Je redouble de force et de courage pour ne rien faire, ne pas bouger, ne pas dire.

Les lueurs du jour percent à peine lorsque j’entends ces mots, doux, enjoués, merveilleux de bienveillance

« La nuit s’achève la belle, je vais pouvoir lever ta sanction, dommage, j’étais bien entre tes cuisses moi mais tu vas voir nous serons encore mieux tous les deux »

Et bien que je puisse, je ne bouge pas, je me redresse incrédule, juste un peu pour le regarder, j’admire enfin sa nudité, son corps si maigre et fluet qui contraste avec cette érection et ce sexe abominablement tentant, abominablement tendu.

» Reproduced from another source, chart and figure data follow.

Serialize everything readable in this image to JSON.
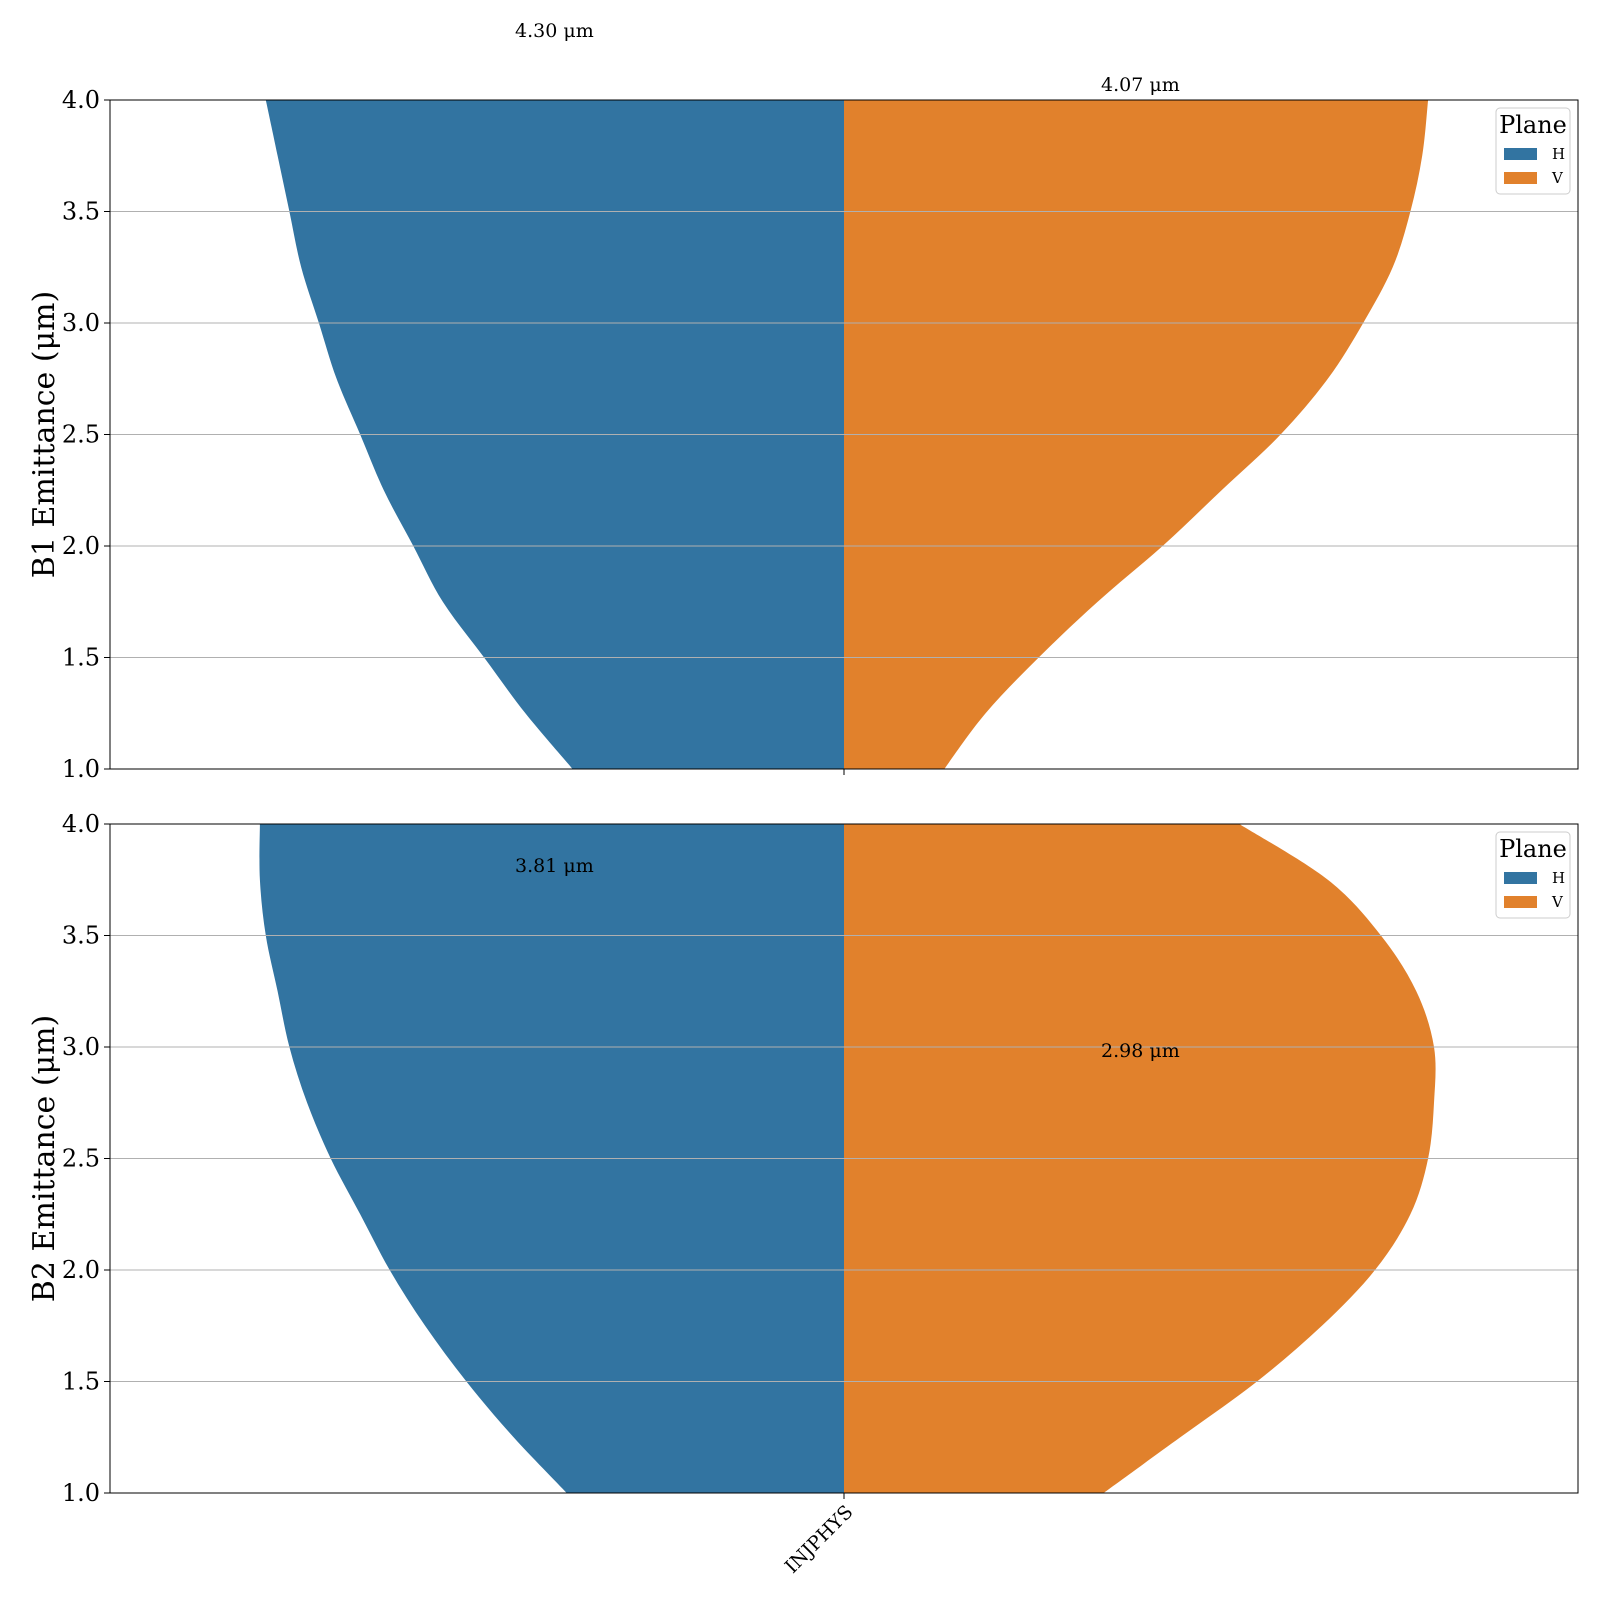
{
  "chart_data": [
    {
      "type": "violin",
      "split": true,
      "ylabel": "B1 Emittance (μm)",
      "ylim": [
        1.0,
        4.0
      ],
      "yticks": [
        "1.0",
        "1.5",
        "2.0",
        "2.5",
        "3.0",
        "3.5",
        "4.0"
      ],
      "categories": [
        "INJPHYS"
      ],
      "grid": true,
      "legend": {
        "title": "Plane",
        "placement": "top-right"
      },
      "series": [
        {
          "name": "H",
          "color": "#3274a1",
          "annotation": "4.30 μm",
          "annotation_value": 4.3,
          "density_profile": [
            {
              "y": 1.0,
              "w": 0.46
            },
            {
              "y": 1.25,
              "w": 0.54
            },
            {
              "y": 1.5,
              "w": 0.61
            },
            {
              "y": 1.75,
              "w": 0.68
            },
            {
              "y": 2.0,
              "w": 0.73
            },
            {
              "y": 2.25,
              "w": 0.78
            },
            {
              "y": 2.5,
              "w": 0.82
            },
            {
              "y": 2.75,
              "w": 0.86
            },
            {
              "y": 3.0,
              "w": 0.89
            },
            {
              "y": 3.25,
              "w": 0.92
            },
            {
              "y": 3.5,
              "w": 0.94
            },
            {
              "y": 3.75,
              "w": 0.96
            },
            {
              "y": 4.0,
              "w": 0.98
            }
          ]
        },
        {
          "name": "V",
          "color": "#e1812c",
          "annotation": "4.07 μm",
          "annotation_value": 4.07,
          "density_profile": [
            {
              "y": 1.0,
              "w": 0.17
            },
            {
              "y": 1.25,
              "w": 0.24
            },
            {
              "y": 1.5,
              "w": 0.33
            },
            {
              "y": 1.75,
              "w": 0.43
            },
            {
              "y": 2.0,
              "w": 0.54
            },
            {
              "y": 2.25,
              "w": 0.64
            },
            {
              "y": 2.5,
              "w": 0.74
            },
            {
              "y": 2.75,
              "w": 0.82
            },
            {
              "y": 3.0,
              "w": 0.88
            },
            {
              "y": 3.25,
              "w": 0.93
            },
            {
              "y": 3.5,
              "w": 0.96
            },
            {
              "y": 3.75,
              "w": 0.98
            },
            {
              "y": 4.0,
              "w": 0.99
            }
          ]
        }
      ]
    },
    {
      "type": "violin",
      "split": true,
      "ylabel": "B2 Emittance (μm)",
      "ylim": [
        1.0,
        4.0
      ],
      "yticks": [
        "1.0",
        "1.5",
        "2.0",
        "2.5",
        "3.0",
        "3.5",
        "4.0"
      ],
      "categories": [
        "INJPHYS"
      ],
      "grid": true,
      "legend": {
        "title": "Plane",
        "placement": "top-right"
      },
      "series": [
        {
          "name": "H",
          "color": "#3274a1",
          "annotation": "3.81 μm",
          "annotation_value": 3.81,
          "density_profile": [
            {
              "y": 1.0,
              "w": 0.47
            },
            {
              "y": 1.25,
              "w": 0.56
            },
            {
              "y": 1.5,
              "w": 0.64
            },
            {
              "y": 1.75,
              "w": 0.71
            },
            {
              "y": 2.0,
              "w": 0.77
            },
            {
              "y": 2.25,
              "w": 0.82
            },
            {
              "y": 2.5,
              "w": 0.87
            },
            {
              "y": 2.75,
              "w": 0.91
            },
            {
              "y": 3.0,
              "w": 0.94
            },
            {
              "y": 3.25,
              "w": 0.96
            },
            {
              "y": 3.5,
              "w": 0.98
            },
            {
              "y": 3.75,
              "w": 0.99
            },
            {
              "y": 4.0,
              "w": 0.99
            }
          ]
        },
        {
          "name": "V",
          "color": "#e1812c",
          "annotation": "2.98 μm",
          "annotation_value": 2.98,
          "density_profile": [
            {
              "y": 1.0,
              "w": 0.44
            },
            {
              "y": 1.25,
              "w": 0.57
            },
            {
              "y": 1.5,
              "w": 0.7
            },
            {
              "y": 1.75,
              "w": 0.81
            },
            {
              "y": 2.0,
              "w": 0.9
            },
            {
              "y": 2.25,
              "w": 0.96
            },
            {
              "y": 2.5,
              "w": 0.99
            },
            {
              "y": 2.75,
              "w": 1.0
            },
            {
              "y": 3.0,
              "w": 1.0
            },
            {
              "y": 3.25,
              "w": 0.97
            },
            {
              "y": 3.5,
              "w": 0.91
            },
            {
              "y": 3.75,
              "w": 0.82
            },
            {
              "y": 4.0,
              "w": 0.67
            }
          ]
        }
      ]
    }
  ]
}
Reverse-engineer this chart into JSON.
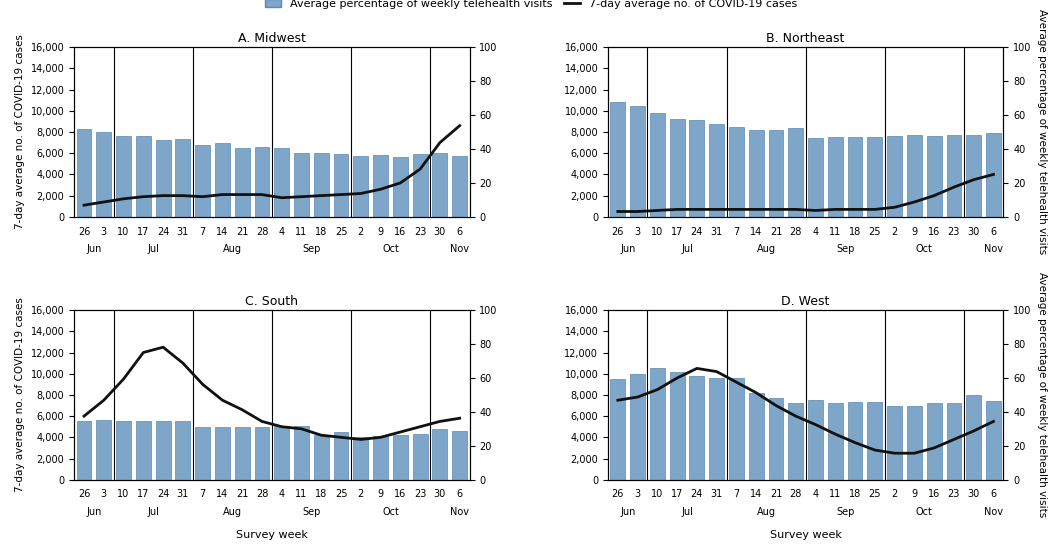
{
  "x_labels": [
    "26",
    "3",
    "10",
    "17",
    "24",
    "31",
    "7",
    "14",
    "21",
    "28",
    "4",
    "11",
    "18",
    "25",
    "2",
    "9",
    "16",
    "23",
    "30",
    "6"
  ],
  "month_names": [
    "Jun",
    "Jul",
    "Aug",
    "Sep",
    "Oct",
    "Nov"
  ],
  "month_dividers": [
    1.5,
    5.5,
    9.5,
    13.5,
    17.5
  ],
  "month_x_positions": [
    0.5,
    3.5,
    7.5,
    11.5,
    15.5,
    19.0
  ],
  "midwest_bars": [
    8300,
    8000,
    7600,
    7600,
    7200,
    7300,
    6800,
    7000,
    6500,
    6600,
    6500,
    6000,
    6000,
    5900,
    5700,
    5800,
    5600,
    5900,
    6000,
    5700
  ],
  "midwest_line": [
    1100,
    1400,
    1700,
    1900,
    2000,
    2000,
    1900,
    2100,
    2100,
    2100,
    1800,
    1900,
    2000,
    2100,
    2200,
    2600,
    3200,
    4500,
    7000,
    8600
  ],
  "northeast_bars": [
    10800,
    10500,
    9800,
    9200,
    9100,
    8800,
    8500,
    8200,
    8200,
    8400,
    7400,
    7500,
    7500,
    7500,
    7600,
    7700,
    7600,
    7700,
    7700,
    7900
  ],
  "northeast_line": [
    500,
    500,
    600,
    700,
    700,
    700,
    700,
    700,
    700,
    700,
    600,
    700,
    700,
    700,
    900,
    1400,
    2000,
    2800,
    3500,
    4000
  ],
  "south_bars": [
    5500,
    5600,
    5500,
    5500,
    5500,
    5500,
    5000,
    5000,
    5000,
    5000,
    5100,
    5100,
    4200,
    4500,
    4000,
    4100,
    4200,
    4300,
    4800,
    4600
  ],
  "south_line": [
    6000,
    7500,
    9500,
    12000,
    12500,
    11000,
    9000,
    7500,
    6600,
    5500,
    5000,
    4800,
    4200,
    4000,
    3800,
    4000,
    4500,
    5000,
    5500,
    5800
  ],
  "west_bars": [
    9500,
    10000,
    10500,
    10200,
    9800,
    9600,
    9600,
    8200,
    7700,
    7200,
    7500,
    7200,
    7300,
    7300,
    7000,
    7000,
    7200,
    7200,
    8000,
    7400
  ],
  "west_line": [
    7500,
    7800,
    8500,
    9600,
    10500,
    10200,
    9200,
    8200,
    7000,
    6000,
    5200,
    4300,
    3500,
    2800,
    2500,
    2500,
    3000,
    3800,
    4600,
    5500
  ],
  "bar_color": "#7da6c8",
  "bar_edgecolor": "#5a8ab0",
  "line_color": "#111111",
  "background_color": "#ffffff",
  "ylim_left": [
    0,
    16000
  ],
  "ylim_right": [
    0,
    100
  ],
  "yticks_left": [
    0,
    2000,
    4000,
    6000,
    8000,
    10000,
    12000,
    14000,
    16000
  ],
  "yticks_left_labels": [
    "0",
    "2,000",
    "4,000",
    "6,000",
    "8,000",
    "10,000",
    "12,000",
    "14,000",
    "16,000"
  ],
  "yticks_right": [
    0,
    20,
    40,
    60,
    80,
    100
  ],
  "subplot_titles": [
    "A. Midwest",
    "B. Northeast",
    "C. South",
    "D. West"
  ],
  "ylabel_left": "7-day average no. of COVID-19 cases",
  "ylabel_right": "Average percentage of weekly telehealth visits",
  "xlabel": "Survey week",
  "legend_bar_label": "Average percentage of weekly telehealth visits",
  "legend_line_label": "7-day average no. of COVID-19 cases"
}
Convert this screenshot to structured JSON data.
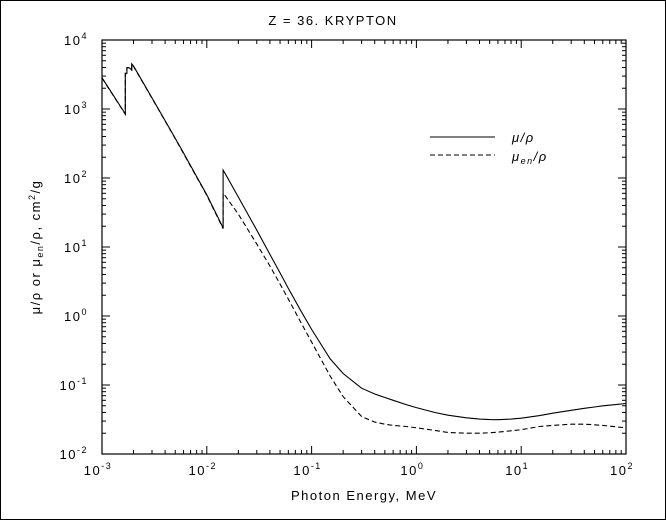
{
  "chart_data": {
    "type": "line",
    "title": "Z = 36.  KRYPTON",
    "xlabel": "Photon Energy, MeV",
    "ylabel": "μ/ρ or μen/ρ, cm2/g",
    "ylabel_parts": {
      "a": "μ/ρ or μ",
      "sub": "en",
      "b": "/ρ, cm",
      "sup": "2",
      "c": "/g"
    },
    "x_scale": "log",
    "y_scale": "log",
    "xlim": [
      0.001,
      100
    ],
    "ylim": [
      0.01,
      10000
    ],
    "x_ticks": [
      {
        "base": "10",
        "exp": "-3"
      },
      {
        "base": "10",
        "exp": "-2"
      },
      {
        "base": "10",
        "exp": "-1"
      },
      {
        "base": "10",
        "exp": "0"
      },
      {
        "base": "10",
        "exp": "1"
      },
      {
        "base": "10",
        "exp": "2"
      }
    ],
    "y_ticks": [
      {
        "base": "10",
        "exp": "-2"
      },
      {
        "base": "10",
        "exp": "-1"
      },
      {
        "base": "10",
        "exp": "0"
      },
      {
        "base": "10",
        "exp": "1"
      },
      {
        "base": "10",
        "exp": "2"
      },
      {
        "base": "10",
        "exp": "3"
      },
      {
        "base": "10",
        "exp": "4"
      }
    ],
    "grid": false,
    "legend_position": "top-right",
    "series": [
      {
        "name": "μ/ρ",
        "legend": {
          "main": "μ/ρ"
        },
        "style": "solid",
        "color": "#000000",
        "x": [
          0.001,
          0.00167,
          0.00167,
          0.00173,
          0.00173,
          0.0018,
          0.00192,
          0.00192,
          0.002,
          0.003,
          0.004,
          0.005,
          0.006,
          0.008,
          0.01,
          0.0143,
          0.0143,
          0.015,
          0.02,
          0.03,
          0.04,
          0.05,
          0.06,
          0.08,
          0.1,
          0.15,
          0.2,
          0.3,
          0.4,
          0.5,
          0.6,
          0.8,
          1,
          1.5,
          2,
          3,
          4,
          5,
          6,
          8,
          10,
          15,
          20,
          30,
          40,
          50,
          60,
          80,
          100
        ],
        "y": [
          2840,
          850,
          3300,
          3300,
          4000,
          4000,
          3700,
          4500,
          4200,
          1450,
          680,
          375,
          230,
          105,
          57,
          19,
          130,
          115,
          53,
          17.5,
          7.8,
          4.2,
          2.5,
          1.15,
          0.64,
          0.24,
          0.147,
          0.09,
          0.074,
          0.066,
          0.06,
          0.052,
          0.047,
          0.04,
          0.0365,
          0.0335,
          0.032,
          0.0315,
          0.0314,
          0.032,
          0.033,
          0.036,
          0.039,
          0.043,
          0.046,
          0.048,
          0.05,
          0.052,
          0.054
        ]
      },
      {
        "name": "μen/ρ",
        "legend": {
          "main": "μ",
          "sub": "en",
          "tail": "/ρ"
        },
        "style": "dashed",
        "color": "#000000",
        "x": [
          0.001,
          0.00167,
          0.00167,
          0.00173,
          0.00173,
          0.0018,
          0.00192,
          0.00192,
          0.002,
          0.003,
          0.004,
          0.005,
          0.006,
          0.008,
          0.01,
          0.0143,
          0.0143,
          0.015,
          0.02,
          0.03,
          0.04,
          0.05,
          0.06,
          0.08,
          0.1,
          0.15,
          0.2,
          0.3,
          0.4,
          0.5,
          0.6,
          0.8,
          1,
          1.5,
          2,
          3,
          4,
          5,
          6,
          8,
          10,
          15,
          20,
          30,
          40,
          50,
          60,
          80,
          100
        ],
        "y": [
          2800,
          840,
          3250,
          3250,
          3950,
          3950,
          3650,
          4400,
          4150,
          1430,
          670,
          370,
          226,
          103,
          56,
          18.5,
          60,
          55,
          30,
          11,
          5.3,
          2.9,
          1.75,
          0.78,
          0.42,
          0.135,
          0.068,
          0.035,
          0.029,
          0.027,
          0.026,
          0.025,
          0.024,
          0.022,
          0.0205,
          0.02,
          0.02,
          0.0203,
          0.0208,
          0.0217,
          0.0225,
          0.025,
          0.026,
          0.027,
          0.027,
          0.0265,
          0.026,
          0.0248,
          0.024
        ]
      }
    ]
  }
}
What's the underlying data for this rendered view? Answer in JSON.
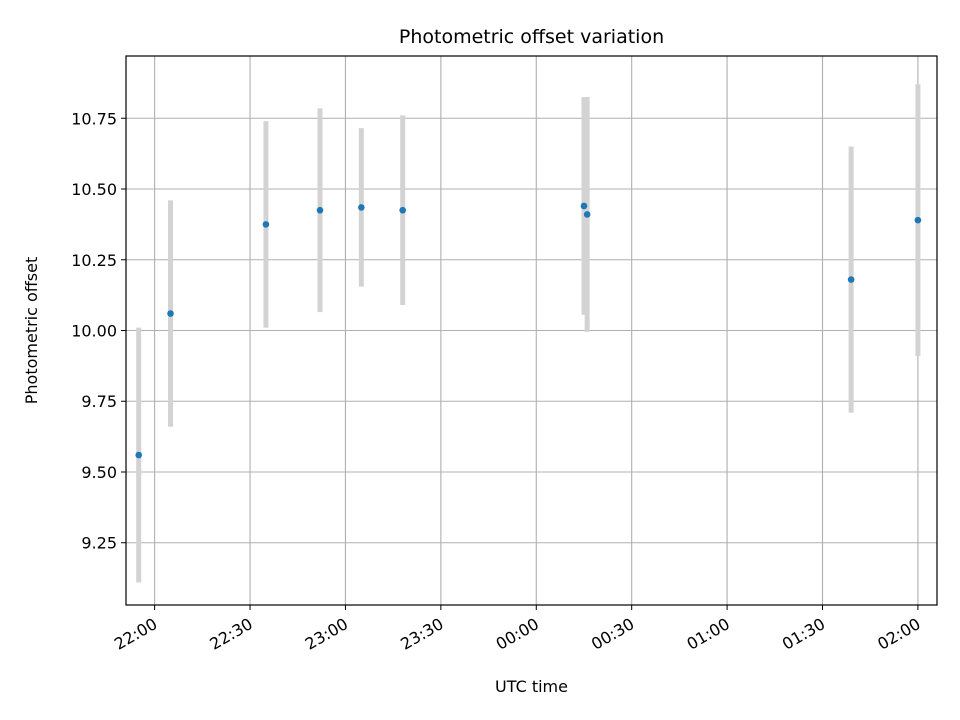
{
  "chart_data": {
    "type": "scatter",
    "title": "Photometric offset variation",
    "xlabel": "UTC time",
    "ylabel": "Photometric offset",
    "xlim": [
      "21:51",
      "02:06"
    ],
    "ylim": [
      9.03,
      10.97
    ],
    "x_ticks": [
      "22:00",
      "22:30",
      "23:00",
      "23:30",
      "00:00",
      "00:30",
      "01:00",
      "01:30",
      "02:00"
    ],
    "y_ticks": [
      "9.25",
      "9.50",
      "9.75",
      "10.00",
      "10.25",
      "10.50",
      "10.75"
    ],
    "grid": true,
    "points": [
      {
        "x": "21:55",
        "y": 9.56,
        "err": 0.45
      },
      {
        "x": "22:05",
        "y": 10.06,
        "err": 0.4
      },
      {
        "x": "22:35",
        "y": 10.375,
        "err": 0.365
      },
      {
        "x": "22:52",
        "y": 10.425,
        "err": 0.36
      },
      {
        "x": "23:05",
        "y": 10.435,
        "err": 0.28
      },
      {
        "x": "23:18",
        "y": 10.425,
        "err": 0.335
      },
      {
        "x": "00:15",
        "y": 10.44,
        "err": 0.385
      },
      {
        "x": "00:16",
        "y": 10.41,
        "err": 0.415
      },
      {
        "x": "01:39",
        "y": 10.18,
        "err": 0.47
      },
      {
        "x": "02:00",
        "y": 10.39,
        "err": 0.48
      }
    ],
    "colors": {
      "marker": "#1f77b4",
      "errorbar": "#d3d3d3",
      "grid": "#b0b0b0"
    }
  }
}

Je veux enfin toucher sa peau, le saisir, lui donner moi aussi du plaisir mais il s’approche de ma bouche, me dépose un baiser plein de passion, toute la force de cette nuit est dans cet échange.

« Tu as été merveilleuse cette nuit, je t’aime. »

Il me prend la main qui se retrouve sur sa cuisse, la retire délicatement et la dépose sur le matelas. Il prononce alors ce petit mot qui reste gravé…viens

Je n’ai ressenti aucune douleur et mon plaisir fut inouï, ce fut un moment magique, nous étions vraiment tous les deux, fusionnés et unis.

Épuises, apaisés, effondrés, face à face, c’est sous ses caresses que je me suis ensuite laisser emporter par le sommeil.

Et nous étions tendrement enlacés sous sa couette quand nous avons entendu des pas dans le couloir qui menait à la chambre…

Impossible de bouger, au risque de l’on me retrouve nue debout au bon milieu de la chambre.

La porte s’ouvre, quelques pas, une garde-robe qui s’ouvre, un corps qui se retourne, laisse échapper t-shirt qu’elle a en main, se précipite dans le couloir et hurle...

« Maman, il y a une fille dans le lit de Lionel »

Sa sœur, 15 ans…l’horreur, moment inoubliable lui aussi

J’aimerais un jour pouvoir le recroiser et lui offrir ce récit ainsi que ceux qui vont suivre car comme vous vous en doutez cet adolescent plus que mature sexuellement m’a ouvert quelques jolies portes comme celle de la littérature érotique.